Thursday, August 8, 2013
Tony and I went out on our first date since Miri was born, on Monday, to celebrate our anniversary. Prior to her birth, I can't even remember our last date the two of us, so it was well over due.
To surprise me, Tony borrowed my Mom's convertible and we made our way down to Lake Minnetonka, thankfully avoiding most of rush hour, to just enjoy the drive. We had a great meal and eventually found ourselves talking about our ex's and what we would do if anything happened to our children.
Not your average anniversary conversation fodder.
While there are several ex boyfriends/girlfriends in our past, for each of us there is one significant one. Mine is getting married, soon, I think. I guess I don't know when exactly and for some reason has been on my mind lately. Tony's ex expressed to him a concern that if they continued their relationship, they'd end up divorced, just like her parents . . . and has since, found herself divorced, just like her parents. These two relationships occurred at almost the same time in our lives and what we found so shockingly simple and true, was that we can't remember what specifically was good about them. We don't remember what made us good couples at the time, other than just at the base enjoying the other person. We don't remember many conversations, activities or really anything.
There was something entirely refreshing to acknowledge that.
It gave all the more power another simple acknowledgement, that Tony and I do life well together.

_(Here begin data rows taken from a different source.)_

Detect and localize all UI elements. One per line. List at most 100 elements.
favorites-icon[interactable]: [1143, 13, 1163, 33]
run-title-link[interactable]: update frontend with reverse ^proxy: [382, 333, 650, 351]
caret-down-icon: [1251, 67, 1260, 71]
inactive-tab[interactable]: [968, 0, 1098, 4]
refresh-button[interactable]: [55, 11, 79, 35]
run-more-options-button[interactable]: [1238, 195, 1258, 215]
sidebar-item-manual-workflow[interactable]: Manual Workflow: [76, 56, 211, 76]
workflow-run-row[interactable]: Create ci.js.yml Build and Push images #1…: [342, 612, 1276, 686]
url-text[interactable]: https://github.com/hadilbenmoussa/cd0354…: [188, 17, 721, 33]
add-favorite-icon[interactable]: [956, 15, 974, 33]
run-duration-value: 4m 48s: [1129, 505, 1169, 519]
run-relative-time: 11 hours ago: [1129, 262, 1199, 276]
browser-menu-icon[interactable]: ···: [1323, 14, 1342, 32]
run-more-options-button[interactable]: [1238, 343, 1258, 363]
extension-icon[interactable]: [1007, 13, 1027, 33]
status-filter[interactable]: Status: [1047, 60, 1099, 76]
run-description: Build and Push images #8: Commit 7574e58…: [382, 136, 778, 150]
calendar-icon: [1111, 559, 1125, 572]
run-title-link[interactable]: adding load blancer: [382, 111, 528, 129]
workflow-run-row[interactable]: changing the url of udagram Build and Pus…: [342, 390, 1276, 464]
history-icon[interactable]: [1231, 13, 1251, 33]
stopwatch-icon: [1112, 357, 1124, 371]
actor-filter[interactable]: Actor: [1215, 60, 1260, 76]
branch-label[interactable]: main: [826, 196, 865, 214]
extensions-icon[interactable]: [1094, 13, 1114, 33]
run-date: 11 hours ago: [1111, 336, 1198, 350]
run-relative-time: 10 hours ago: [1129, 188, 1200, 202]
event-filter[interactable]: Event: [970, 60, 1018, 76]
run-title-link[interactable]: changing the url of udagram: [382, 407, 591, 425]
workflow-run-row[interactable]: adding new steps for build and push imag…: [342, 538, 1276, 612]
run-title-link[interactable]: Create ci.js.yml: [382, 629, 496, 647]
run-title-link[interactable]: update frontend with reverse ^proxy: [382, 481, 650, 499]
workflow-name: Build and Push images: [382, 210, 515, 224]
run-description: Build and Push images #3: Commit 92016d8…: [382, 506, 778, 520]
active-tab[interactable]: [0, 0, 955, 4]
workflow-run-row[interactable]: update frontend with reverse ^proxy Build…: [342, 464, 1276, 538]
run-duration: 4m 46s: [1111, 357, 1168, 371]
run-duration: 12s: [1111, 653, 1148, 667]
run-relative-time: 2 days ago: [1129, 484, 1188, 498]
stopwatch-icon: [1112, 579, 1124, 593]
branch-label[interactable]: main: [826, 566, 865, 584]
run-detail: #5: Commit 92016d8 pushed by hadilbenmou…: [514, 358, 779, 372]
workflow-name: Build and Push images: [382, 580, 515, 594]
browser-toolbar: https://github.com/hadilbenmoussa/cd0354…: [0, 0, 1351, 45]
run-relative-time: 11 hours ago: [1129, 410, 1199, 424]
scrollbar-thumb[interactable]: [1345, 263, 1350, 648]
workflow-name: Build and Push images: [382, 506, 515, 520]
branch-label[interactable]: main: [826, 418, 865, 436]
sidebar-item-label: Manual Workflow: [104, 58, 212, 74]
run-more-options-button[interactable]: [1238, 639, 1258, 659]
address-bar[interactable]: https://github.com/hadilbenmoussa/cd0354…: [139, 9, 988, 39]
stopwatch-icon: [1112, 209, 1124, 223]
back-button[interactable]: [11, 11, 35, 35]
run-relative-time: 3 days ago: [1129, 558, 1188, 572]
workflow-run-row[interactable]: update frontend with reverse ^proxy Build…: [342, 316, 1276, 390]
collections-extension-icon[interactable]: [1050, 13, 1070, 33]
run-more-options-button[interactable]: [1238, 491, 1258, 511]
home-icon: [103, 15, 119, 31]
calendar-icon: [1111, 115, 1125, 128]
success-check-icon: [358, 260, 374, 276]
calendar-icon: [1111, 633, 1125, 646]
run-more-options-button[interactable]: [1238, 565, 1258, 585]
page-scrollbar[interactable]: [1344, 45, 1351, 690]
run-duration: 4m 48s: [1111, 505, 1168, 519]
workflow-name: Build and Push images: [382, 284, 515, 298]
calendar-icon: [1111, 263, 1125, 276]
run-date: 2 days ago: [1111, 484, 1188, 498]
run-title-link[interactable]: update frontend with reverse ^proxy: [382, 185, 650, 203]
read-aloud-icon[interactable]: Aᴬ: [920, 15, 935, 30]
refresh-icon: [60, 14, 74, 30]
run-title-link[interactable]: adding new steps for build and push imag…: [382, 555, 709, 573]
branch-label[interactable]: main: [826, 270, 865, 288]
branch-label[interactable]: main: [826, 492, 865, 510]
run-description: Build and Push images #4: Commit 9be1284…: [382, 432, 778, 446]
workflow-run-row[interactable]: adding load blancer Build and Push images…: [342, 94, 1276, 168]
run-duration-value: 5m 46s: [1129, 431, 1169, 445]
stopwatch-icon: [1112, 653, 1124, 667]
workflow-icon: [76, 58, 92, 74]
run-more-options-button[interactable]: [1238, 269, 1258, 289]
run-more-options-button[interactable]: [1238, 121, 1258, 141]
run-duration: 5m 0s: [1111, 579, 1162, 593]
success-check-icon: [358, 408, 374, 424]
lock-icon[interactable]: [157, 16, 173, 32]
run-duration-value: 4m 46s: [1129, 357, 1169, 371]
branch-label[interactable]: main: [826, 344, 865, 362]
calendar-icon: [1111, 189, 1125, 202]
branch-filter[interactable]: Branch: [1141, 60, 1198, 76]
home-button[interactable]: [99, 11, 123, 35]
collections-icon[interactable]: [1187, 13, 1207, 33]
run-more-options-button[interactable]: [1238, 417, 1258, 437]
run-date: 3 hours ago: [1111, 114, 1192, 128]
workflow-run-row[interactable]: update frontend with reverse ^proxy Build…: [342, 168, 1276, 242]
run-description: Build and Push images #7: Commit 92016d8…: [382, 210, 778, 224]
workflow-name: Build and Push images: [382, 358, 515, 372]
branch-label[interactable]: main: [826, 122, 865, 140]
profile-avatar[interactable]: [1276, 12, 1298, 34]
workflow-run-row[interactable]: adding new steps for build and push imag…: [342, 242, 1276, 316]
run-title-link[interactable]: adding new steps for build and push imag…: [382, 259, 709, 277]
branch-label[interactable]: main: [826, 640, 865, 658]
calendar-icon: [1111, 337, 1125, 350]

So often, I take our relationship for granted. So often.
I don't love Tony any less when I do, but I absolutely take for granted just how special it is to truly have a committed partner to face all that life has to throw at us. But more than that, what I wrote on Monday, that Tony has never once acted in a way that has made me doubt his love for me.
Yes, we absolutely get in ruts and doing life gets extremely repetitive, but we have each other to do it with and that makes all the difference.